Iterating Tokyo Cabinet in Parallel
Iterating a Tokyo Cabinet database (both B+Tree and Hash Table) is fairly easy as I’ve described it in the past. However, things are different if you want to allow multiple threads to iterate the database individually. This is because iterating TC in a “standard” way limits you to obtain only one iterator per database object.
The Problem
Iterating in a standard way means no matter how hard you try, only one thread can iterate the database at a time. This obviously kills concurrent performance and it is something you want to avoid at all costs. Why do I care? well, this is a pain for developing a relational storage engine because it means that the table scanner can’t be run in parallel. In terms of MySQL/Drizzle internals, threads will have to wait until the scanning thread exits rnd_end(). Not good at all.
The Solution
Fortunately Mikio (the author of TC) was aware of this issue from the beginning and has provided a series of hidden functions that can solve this problem. He actually has other hidden functionalities in TC that is only documented in the header file. He has no plans on deleting those and mentioned that they are only for experts that can actually be bothered reading the header file.
The function we’re interested in is a key-based iterator called tchdbgetnext() and I will introduce my favorite of the series, tchdbgetnext3(). The idea behind tchdbgetnext() is — Given a particular key, TC will return a key/value pair of the next record. The database can then be iterated by continuously throwing the returned key at tchdbgetnext(). The first record in the database can be obtained by providing a NULL key.
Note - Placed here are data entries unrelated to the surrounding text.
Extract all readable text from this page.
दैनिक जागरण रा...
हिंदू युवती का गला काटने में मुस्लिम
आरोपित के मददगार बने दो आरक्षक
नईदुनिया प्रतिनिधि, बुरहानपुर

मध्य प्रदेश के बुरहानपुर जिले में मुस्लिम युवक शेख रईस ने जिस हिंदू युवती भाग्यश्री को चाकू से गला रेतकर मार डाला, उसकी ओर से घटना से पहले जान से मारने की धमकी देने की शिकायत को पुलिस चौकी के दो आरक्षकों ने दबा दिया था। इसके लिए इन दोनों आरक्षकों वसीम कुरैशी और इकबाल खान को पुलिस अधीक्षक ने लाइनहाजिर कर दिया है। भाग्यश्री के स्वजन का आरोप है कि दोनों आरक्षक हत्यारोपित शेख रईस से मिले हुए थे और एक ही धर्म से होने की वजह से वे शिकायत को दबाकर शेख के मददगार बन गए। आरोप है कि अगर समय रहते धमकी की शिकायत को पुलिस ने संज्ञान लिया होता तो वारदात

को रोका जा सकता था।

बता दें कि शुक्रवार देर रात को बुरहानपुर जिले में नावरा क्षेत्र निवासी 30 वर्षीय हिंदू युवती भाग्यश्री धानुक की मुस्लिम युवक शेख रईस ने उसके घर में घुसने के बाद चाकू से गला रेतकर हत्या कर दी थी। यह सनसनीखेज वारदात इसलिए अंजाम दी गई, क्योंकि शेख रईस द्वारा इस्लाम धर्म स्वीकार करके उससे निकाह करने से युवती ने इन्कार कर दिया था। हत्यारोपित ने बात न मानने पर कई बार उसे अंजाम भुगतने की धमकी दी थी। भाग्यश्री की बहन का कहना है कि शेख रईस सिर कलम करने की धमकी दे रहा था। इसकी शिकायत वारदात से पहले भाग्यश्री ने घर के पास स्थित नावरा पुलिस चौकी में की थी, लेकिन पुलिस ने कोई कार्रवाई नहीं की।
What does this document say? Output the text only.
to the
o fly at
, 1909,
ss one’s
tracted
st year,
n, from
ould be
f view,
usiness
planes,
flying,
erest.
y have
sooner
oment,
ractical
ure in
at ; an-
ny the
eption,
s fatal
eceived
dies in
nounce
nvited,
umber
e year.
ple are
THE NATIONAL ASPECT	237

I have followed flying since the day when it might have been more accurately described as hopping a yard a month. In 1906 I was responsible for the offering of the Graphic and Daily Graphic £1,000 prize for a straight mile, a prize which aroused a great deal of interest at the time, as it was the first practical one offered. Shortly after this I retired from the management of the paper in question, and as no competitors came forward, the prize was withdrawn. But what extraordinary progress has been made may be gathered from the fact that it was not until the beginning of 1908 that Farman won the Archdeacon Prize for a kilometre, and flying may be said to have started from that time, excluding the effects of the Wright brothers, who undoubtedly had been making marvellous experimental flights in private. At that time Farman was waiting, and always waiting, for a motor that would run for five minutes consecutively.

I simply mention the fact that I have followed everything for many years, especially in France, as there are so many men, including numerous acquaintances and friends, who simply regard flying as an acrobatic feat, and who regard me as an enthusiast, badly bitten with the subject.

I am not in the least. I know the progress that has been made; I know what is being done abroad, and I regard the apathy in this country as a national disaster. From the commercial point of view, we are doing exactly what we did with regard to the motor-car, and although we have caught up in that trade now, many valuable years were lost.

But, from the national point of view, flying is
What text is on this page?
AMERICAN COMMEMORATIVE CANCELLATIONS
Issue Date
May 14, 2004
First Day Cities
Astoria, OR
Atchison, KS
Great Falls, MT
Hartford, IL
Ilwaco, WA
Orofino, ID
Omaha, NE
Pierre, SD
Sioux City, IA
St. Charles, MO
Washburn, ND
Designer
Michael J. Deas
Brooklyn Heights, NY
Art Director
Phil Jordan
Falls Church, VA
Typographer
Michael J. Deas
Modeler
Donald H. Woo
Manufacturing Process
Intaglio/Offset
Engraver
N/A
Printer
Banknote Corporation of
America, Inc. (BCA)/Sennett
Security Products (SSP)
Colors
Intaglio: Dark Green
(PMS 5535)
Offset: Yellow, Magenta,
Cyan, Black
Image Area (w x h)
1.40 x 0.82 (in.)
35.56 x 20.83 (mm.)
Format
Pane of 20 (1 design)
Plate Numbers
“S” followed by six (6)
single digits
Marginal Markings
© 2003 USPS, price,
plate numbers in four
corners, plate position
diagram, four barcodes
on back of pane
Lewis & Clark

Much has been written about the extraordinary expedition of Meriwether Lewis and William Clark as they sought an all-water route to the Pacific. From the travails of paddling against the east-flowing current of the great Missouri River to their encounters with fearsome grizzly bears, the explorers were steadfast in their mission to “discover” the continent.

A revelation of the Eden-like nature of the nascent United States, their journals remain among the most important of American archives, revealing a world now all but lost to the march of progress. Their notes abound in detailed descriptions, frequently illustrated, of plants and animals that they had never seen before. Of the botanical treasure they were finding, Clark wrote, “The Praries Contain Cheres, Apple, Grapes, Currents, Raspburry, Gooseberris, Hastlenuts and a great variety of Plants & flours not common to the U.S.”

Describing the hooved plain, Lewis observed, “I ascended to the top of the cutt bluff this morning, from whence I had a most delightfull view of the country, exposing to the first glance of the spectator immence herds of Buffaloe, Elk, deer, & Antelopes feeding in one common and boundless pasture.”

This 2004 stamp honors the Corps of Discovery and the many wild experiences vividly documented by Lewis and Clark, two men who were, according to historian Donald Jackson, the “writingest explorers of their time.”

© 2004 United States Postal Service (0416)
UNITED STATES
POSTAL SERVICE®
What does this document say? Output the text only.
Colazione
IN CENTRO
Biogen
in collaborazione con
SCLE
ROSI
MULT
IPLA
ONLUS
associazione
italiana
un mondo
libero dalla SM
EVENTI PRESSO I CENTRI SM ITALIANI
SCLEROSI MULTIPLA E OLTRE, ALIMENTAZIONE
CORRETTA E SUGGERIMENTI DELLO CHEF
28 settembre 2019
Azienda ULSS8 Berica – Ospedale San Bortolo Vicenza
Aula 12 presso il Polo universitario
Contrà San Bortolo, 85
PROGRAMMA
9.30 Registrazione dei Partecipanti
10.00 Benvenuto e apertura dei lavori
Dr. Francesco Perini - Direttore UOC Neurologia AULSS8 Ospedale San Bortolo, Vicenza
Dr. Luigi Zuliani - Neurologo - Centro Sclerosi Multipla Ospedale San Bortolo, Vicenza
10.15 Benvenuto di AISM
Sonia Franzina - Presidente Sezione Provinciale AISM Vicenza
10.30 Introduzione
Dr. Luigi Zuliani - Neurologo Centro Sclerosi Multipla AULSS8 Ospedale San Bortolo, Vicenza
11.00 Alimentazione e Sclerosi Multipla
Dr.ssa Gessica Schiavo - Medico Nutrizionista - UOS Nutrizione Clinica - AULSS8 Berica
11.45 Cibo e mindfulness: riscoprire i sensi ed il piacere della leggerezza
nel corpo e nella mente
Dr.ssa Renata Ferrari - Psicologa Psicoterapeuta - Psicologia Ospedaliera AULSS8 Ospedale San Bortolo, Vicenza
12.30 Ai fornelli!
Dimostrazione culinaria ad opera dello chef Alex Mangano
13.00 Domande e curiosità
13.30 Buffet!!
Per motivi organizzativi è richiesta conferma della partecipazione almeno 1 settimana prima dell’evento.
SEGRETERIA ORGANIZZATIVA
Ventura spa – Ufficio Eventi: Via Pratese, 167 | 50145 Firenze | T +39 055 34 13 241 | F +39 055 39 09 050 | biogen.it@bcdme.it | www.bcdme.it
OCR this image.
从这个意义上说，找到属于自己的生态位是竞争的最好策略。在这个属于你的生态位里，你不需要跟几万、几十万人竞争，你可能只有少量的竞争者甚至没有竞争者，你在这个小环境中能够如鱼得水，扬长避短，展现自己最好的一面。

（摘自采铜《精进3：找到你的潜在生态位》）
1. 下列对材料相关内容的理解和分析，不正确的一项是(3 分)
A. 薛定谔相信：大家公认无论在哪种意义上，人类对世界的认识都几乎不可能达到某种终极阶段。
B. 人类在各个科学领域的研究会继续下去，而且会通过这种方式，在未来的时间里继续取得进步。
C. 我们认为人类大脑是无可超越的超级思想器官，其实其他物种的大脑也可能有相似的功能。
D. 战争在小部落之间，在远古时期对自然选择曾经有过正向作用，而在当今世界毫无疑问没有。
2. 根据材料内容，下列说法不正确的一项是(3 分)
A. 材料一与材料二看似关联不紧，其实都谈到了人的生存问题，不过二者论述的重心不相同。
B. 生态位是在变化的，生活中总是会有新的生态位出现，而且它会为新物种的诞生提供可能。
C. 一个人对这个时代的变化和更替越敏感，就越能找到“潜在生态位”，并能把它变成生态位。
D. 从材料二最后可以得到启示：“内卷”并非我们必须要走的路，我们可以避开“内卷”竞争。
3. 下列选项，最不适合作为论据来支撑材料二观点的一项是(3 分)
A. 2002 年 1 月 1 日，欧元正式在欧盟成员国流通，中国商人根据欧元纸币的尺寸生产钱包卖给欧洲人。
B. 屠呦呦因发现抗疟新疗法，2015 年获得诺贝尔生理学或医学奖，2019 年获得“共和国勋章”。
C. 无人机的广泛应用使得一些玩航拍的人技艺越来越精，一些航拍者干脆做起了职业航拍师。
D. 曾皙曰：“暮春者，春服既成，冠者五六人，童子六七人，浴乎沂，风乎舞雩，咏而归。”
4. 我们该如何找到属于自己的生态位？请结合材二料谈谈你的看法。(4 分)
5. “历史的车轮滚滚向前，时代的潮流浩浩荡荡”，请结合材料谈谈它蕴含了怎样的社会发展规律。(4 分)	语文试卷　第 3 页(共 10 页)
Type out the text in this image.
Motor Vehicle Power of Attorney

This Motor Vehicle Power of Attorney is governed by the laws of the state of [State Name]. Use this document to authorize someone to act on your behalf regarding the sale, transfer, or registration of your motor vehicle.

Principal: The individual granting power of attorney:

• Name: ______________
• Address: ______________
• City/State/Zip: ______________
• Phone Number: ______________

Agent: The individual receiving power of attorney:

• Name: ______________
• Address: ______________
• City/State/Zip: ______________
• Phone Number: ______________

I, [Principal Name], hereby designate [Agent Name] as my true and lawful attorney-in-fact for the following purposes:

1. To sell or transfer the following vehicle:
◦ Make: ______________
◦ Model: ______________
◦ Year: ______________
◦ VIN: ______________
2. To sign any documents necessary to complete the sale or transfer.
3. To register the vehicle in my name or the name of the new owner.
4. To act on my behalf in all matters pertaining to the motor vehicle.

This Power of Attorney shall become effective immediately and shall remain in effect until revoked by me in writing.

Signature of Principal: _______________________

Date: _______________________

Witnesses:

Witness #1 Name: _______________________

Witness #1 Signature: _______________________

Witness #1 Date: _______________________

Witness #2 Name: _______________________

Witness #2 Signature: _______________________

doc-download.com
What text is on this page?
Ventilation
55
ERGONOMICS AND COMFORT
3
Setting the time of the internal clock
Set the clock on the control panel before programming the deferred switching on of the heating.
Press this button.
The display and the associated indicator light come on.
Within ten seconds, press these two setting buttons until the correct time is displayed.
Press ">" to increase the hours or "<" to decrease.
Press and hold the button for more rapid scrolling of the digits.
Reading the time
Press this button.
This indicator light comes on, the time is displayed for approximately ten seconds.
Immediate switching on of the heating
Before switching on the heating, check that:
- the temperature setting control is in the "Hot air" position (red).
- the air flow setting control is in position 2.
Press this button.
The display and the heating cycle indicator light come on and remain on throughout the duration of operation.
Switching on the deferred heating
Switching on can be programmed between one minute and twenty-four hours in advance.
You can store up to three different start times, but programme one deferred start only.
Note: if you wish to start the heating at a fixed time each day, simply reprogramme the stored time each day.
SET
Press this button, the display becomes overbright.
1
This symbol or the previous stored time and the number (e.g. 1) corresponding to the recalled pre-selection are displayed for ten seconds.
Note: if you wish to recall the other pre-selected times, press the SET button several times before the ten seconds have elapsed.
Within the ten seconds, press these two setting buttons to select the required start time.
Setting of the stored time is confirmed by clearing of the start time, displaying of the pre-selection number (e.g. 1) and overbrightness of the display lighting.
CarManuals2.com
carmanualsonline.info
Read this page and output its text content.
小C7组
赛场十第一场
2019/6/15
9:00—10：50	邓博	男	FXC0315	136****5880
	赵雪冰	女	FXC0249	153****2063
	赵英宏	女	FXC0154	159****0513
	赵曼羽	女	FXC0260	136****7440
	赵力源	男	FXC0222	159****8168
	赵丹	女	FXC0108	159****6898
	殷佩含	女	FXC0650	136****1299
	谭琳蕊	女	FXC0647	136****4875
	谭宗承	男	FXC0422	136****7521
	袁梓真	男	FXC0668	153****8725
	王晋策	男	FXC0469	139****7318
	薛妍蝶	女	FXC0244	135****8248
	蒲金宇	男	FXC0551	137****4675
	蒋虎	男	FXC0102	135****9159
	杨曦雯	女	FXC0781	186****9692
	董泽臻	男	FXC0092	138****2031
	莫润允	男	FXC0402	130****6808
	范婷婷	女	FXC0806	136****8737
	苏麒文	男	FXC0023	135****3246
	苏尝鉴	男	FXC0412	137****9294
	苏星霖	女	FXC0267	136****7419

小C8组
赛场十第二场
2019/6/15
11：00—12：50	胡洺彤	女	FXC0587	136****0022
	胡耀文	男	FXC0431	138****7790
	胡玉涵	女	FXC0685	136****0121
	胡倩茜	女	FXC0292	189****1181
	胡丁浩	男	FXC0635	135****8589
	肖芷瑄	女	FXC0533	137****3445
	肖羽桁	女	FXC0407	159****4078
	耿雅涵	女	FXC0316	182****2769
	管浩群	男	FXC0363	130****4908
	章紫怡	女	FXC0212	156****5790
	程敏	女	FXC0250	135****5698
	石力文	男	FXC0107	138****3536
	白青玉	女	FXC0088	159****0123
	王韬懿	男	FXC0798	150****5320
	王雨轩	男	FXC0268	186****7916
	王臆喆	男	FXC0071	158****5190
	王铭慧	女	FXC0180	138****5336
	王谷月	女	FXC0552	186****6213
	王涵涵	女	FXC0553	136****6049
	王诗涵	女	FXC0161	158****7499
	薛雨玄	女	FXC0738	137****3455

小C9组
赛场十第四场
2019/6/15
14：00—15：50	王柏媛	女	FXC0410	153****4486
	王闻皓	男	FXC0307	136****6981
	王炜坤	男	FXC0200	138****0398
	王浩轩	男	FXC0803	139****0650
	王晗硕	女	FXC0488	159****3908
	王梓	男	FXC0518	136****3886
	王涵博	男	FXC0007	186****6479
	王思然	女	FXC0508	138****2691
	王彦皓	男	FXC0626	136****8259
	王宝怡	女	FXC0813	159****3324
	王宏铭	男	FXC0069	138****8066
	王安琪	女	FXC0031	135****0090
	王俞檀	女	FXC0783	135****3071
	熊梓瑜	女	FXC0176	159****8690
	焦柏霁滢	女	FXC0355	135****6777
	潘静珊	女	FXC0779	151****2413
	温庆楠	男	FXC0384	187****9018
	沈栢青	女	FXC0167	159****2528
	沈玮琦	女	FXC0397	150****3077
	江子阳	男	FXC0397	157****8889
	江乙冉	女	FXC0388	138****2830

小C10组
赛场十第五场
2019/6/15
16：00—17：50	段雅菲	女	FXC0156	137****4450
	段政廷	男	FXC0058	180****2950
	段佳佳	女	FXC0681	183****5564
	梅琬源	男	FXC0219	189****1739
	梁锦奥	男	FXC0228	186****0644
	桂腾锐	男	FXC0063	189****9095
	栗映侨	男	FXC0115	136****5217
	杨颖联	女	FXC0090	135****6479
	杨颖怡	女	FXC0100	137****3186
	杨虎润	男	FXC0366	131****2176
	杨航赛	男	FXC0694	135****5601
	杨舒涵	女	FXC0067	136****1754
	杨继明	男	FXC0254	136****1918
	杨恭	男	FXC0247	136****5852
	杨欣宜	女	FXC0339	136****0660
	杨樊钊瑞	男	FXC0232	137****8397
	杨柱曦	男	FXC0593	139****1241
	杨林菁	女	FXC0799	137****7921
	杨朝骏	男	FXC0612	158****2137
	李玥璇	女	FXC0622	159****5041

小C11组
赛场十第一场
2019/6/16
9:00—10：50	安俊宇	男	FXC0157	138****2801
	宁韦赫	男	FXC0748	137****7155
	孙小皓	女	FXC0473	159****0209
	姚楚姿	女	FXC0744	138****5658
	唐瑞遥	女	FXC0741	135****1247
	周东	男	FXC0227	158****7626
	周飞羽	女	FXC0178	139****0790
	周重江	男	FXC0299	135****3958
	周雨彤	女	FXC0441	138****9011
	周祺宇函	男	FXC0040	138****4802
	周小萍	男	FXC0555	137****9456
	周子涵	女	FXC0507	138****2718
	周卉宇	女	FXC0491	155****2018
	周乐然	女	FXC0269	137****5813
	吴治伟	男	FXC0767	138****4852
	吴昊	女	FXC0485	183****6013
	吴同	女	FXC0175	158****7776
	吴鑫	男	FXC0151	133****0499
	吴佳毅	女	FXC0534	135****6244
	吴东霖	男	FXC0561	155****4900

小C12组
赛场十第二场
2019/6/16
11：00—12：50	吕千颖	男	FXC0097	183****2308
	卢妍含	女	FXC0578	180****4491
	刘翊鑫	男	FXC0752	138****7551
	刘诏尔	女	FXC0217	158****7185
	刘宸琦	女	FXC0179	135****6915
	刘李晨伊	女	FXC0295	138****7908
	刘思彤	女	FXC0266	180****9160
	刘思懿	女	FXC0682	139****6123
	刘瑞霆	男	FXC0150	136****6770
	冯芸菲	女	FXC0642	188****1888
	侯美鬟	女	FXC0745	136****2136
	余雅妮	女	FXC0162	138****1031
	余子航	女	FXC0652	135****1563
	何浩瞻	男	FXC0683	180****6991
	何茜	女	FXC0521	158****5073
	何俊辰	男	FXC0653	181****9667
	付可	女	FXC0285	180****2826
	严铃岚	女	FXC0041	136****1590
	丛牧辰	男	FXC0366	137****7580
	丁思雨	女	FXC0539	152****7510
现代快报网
You’ll see why Mikio decided to hide this function in the following example with tchdbgetnext3():
const char *fetched_data; char *current_key = NULL; char *last_key = NULL; int fetched_data_len = 0; int current_key_len = 0; int last_key_len = 0; while (true) { last_key = current_key; last_key_len = current_key_len; current_key = tchdbgetnext3(tokyo_hashdb_handle, last_key, last_key_len, ¤t_key_len, &fetched_data, &fetched_data_len); /* This will free the value as well. Explained in the blog entry.*/ free(last_key); /* The entire database has been iterated */ if (current_key == NULL) break; }
You might be wondering why the “last_key” pointer is needed above. The answer is, tchdbgetnext3() returns an allocated pointer to the next key so continuously using the same pointer will result in a memory leak. To avoid this leak, “last_key” is used to remember where “current_key” had pointed to before it was re-pointed by tchdbgetnext3(). Confused? This takes a bit of thinking to understand hence it is only documented in the TC header file.
Another tricky but nice thing about tchdbgetnext3() is that it only calls malloc(3) once for each key/value pair. Usually malloc(3) is called individually for both key/value but with tchdbgetnext3(), TC allocates a buffer with enough space to accommodate both key/value and copies them next to each other. So, the pointers for key and value that tchdbgetnext3() sets on success is actually on the same buffer. This is why I only call free(3) on the key pointer in the above example. It frees the entire buffer which includes the value region.
Again, this takes a little bit of thinking to understand but it can cutdown malloc(3) call by half which can mean a lot to some people.